Monday, May 5, 2014
A Peculiar People: Work by Talena Sanders
Tokens and Penalties, 2012, USA, 3:58, color, sound, HD
1. If the same dream occurs three times, then count it as a personal revelation, an individual prophecy.
2. Mysteries Of The Temple–Fearful Oaths And Secret Ceremonies–Saintly Privileges–Shocking Doings In Days Gone By–Whisperings Of Terrible Deeds–How The Mormons Mind Their Own Business–A New Name-Terrible And Revengeful Oaths–The Punishment Of The Apostate–Pains And Penalties Of Betrayal–The Mysterious Mark–Secret And Significant Signs–Eight Hours Of "Mystery”–I Justify Myself.
3. Besides this, every Mormon’s mouth was closed by the oath of that same temple—the penalty for breaking this oath was worded in the most startling and impressive way, a penalty which no one doubted would be sternly enforced. The throat of the traitor was to be cut from ear to ear; his heart and tongue to be cut out; and his bowels were—while he was yet living—to be torn from him. In the world to come, everlasting damnation would be his portion.
Liahona, 2013, USA, 69:30, black and white and color, sound, in English with Deseret Alphabet subtitles, 16mm transferred to HD
Liahona is an experimental documentary examining the culture, history, and lived experience of the Church of Jesus Christ of Latter-day Saints, often referred to as the Mormon faith. The film creates a portrait of Mormonism through documentation of LDS cultural dominance in Utah, the suppressed history of folk magic in the early church, landmark Mormon life experiences, and Sanders’ personal history and connection to the church. Found media with the voices of outsiders and insiders illuminate a religion that intrigues many, but is seen as mysterious or inaccessible. Liahona shifts through perspectives on the faith – from reverence to questioning, presenting the complexities of the vast institution of Mormonism contrasted with tenuous individual faith.

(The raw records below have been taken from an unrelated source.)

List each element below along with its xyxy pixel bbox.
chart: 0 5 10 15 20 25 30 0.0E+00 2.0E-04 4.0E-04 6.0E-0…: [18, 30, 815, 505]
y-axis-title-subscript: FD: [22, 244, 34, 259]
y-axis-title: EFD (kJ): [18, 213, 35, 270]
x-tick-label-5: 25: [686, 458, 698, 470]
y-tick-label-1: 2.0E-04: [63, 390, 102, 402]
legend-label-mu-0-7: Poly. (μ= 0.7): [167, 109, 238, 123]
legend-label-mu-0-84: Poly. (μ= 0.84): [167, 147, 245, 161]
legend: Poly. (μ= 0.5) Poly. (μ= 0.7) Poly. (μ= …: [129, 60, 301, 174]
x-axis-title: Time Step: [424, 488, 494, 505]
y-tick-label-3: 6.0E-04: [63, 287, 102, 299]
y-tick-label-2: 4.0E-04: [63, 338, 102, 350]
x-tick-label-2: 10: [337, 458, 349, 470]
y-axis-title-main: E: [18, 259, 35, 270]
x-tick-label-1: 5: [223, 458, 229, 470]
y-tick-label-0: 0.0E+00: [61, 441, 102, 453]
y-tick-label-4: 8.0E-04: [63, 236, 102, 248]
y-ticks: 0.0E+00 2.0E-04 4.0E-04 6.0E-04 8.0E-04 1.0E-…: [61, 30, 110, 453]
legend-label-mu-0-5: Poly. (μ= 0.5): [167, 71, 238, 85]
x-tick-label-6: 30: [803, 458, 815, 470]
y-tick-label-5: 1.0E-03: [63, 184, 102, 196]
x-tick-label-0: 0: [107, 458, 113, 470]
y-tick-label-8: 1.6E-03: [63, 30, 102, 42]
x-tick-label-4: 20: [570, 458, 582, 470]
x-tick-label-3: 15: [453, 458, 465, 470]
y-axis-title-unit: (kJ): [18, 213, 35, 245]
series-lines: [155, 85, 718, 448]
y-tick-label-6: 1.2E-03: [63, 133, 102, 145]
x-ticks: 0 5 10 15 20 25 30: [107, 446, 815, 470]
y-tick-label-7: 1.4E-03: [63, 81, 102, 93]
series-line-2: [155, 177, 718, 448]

“…an arresting, deceptively low-key indictment of Mormonism…” -Tony Pipolo, ArtForum
Talena Sanders is a filmmaker and interdisciplinary artist interested in the development of individual and collective senses of identity in the context of religious and affinity groups. Through examining the influences of visual and material culture, dress and adornment, and geographic place, her work seeks to understand the ways in which people produce their self-worth within and against social institutions. A recent graduate from Duke University’s MFA in Experimental and Documentary Arts program, her work has been screened, exhibited, and collected internationally, including at the New York Film Festival Views from the Avant-Garde, Crossroads, Media City Film Festival, Black Box at Edinburgh International Film Festival. She is a proud Kentuckian, lives in Durham, NC and is teaching at Duke University.